Um colega denunciou ao Twitter o vídeo, os comentários cruéis e o doxing, e todos foram retirados da plataforma. Mas uma vez que qualquer deepfake tenha sido publicado e compartilhado online, é difícil removê-lo completamente de circulação.
“Eu só queria aquele vídeo fora da internet”, diz Kate, “mas não havia nada que eu pudesse fazer sobre isso.”
O que fazer se você foi ‘deepfaked’
- Colete evidências – Pode parecer contraintuitivo, já que você quer que tudo seja apagado, mas é importante baixar vídeos e capturar datas, nomes de usuários e URLs.
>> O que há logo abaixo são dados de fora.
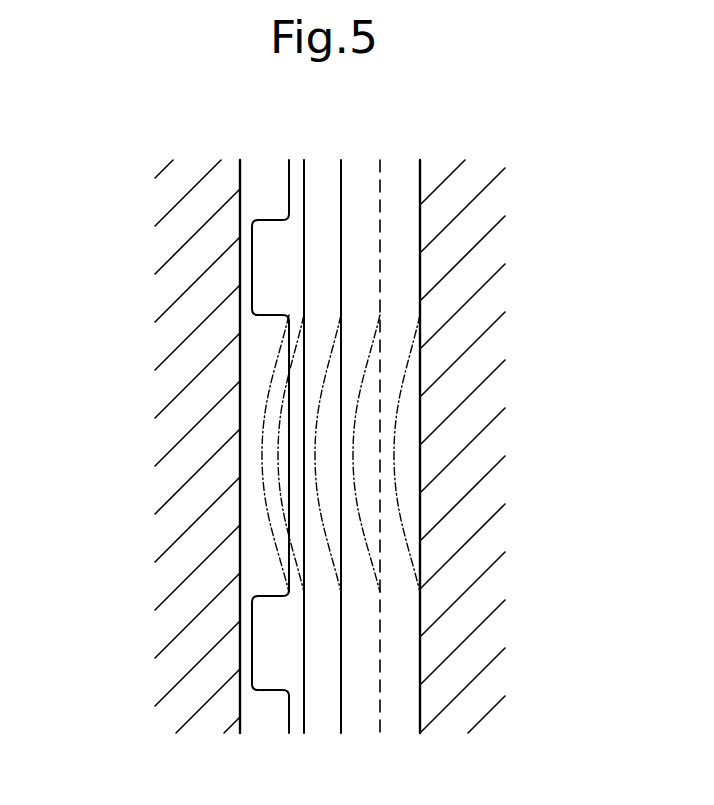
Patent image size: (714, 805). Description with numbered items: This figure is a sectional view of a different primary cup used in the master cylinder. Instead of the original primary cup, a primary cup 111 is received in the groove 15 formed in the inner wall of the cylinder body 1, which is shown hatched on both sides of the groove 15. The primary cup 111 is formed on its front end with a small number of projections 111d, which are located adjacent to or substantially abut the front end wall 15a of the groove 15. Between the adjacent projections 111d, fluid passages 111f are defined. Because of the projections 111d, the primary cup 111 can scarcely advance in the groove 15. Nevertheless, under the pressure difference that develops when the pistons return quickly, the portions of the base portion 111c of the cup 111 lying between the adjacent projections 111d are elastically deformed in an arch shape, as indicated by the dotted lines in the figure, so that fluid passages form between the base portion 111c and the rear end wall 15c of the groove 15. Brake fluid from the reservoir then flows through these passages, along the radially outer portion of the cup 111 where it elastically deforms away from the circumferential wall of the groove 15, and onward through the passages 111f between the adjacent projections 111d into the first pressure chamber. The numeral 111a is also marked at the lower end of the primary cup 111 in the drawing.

Coloque-os em uma pasta segura e proteja-os com senha.
- Denuncie – Depois de coletar as evidências, denuncie o ocorrido nas plataformas onde o conteúdo foi compartilhado.
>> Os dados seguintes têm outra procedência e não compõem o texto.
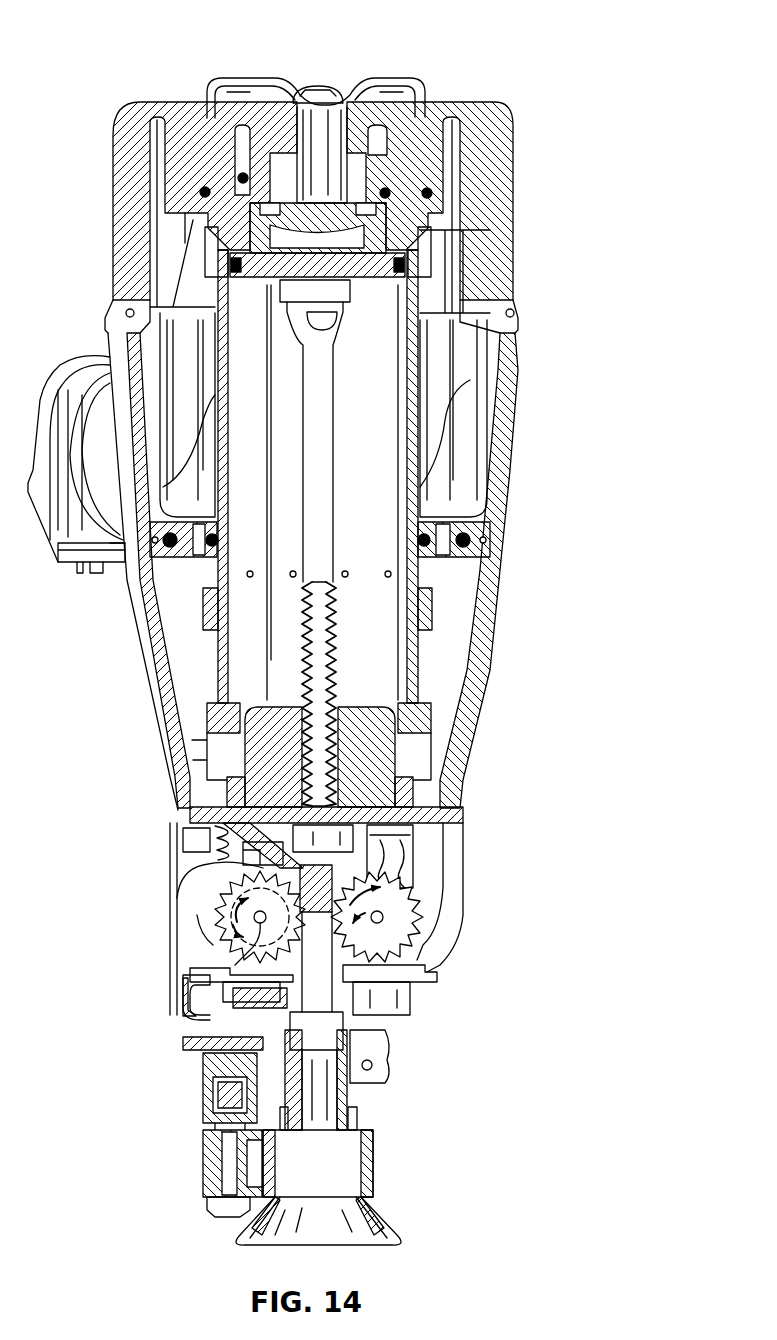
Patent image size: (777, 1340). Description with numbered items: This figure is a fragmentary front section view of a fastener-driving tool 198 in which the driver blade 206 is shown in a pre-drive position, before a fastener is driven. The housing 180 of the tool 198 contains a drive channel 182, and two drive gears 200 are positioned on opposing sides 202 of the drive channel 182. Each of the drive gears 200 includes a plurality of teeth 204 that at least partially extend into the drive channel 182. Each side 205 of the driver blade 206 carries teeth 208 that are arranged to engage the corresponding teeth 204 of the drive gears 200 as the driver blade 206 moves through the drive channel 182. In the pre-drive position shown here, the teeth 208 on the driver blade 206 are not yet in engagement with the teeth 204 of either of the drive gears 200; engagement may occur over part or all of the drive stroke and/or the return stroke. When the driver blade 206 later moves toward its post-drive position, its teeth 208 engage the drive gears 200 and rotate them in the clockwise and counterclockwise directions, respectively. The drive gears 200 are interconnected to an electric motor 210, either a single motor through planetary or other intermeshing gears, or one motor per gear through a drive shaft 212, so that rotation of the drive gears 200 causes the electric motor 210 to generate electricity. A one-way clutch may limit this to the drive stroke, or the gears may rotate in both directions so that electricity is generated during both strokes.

The tool 198 is at (497, 42).
The housing 180 is at (500, 245).
The driver blade 206 is at (312, 455).
The side of driver blade 205 is at (105, 598).
The teeth 208 is at (118, 645).
The drive gears 200 is at (198, 913).
The electric motor 210 is at (233, 884).
The teeth 204 is at (232, 905).
The drive shaft 212 is at (245, 950).
The opposing sides of the drive channel 202 is at (240, 972).
The drive channel 182 is at (335, 992).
- Contate as autoridades – É importante acionar as autoridades — no Brasil, um começo importante é registrar uma ocorrência em delegacias da Polícia Civil, que em alguns locais tem delegacias especializadas no atendimento à mulher e em crimes cibernéticos — e compartilhar com elas as evidências que você guardou.
Fonte: #NotYourPorn
Há um mercado para deepfakes em fóruns online. As pessoas postam pedidos para que vídeos do tipo sejam feitos de suas esposas, vizinhos e colegas de trabalho, até mesmo suas mães, filhas e primas.
Os criadores de conteúdo respondem com instruções passo-a-passo: de qual tipo de imagem precisarão, conselhos sobre ângulos de filmagem e formas de pagamento.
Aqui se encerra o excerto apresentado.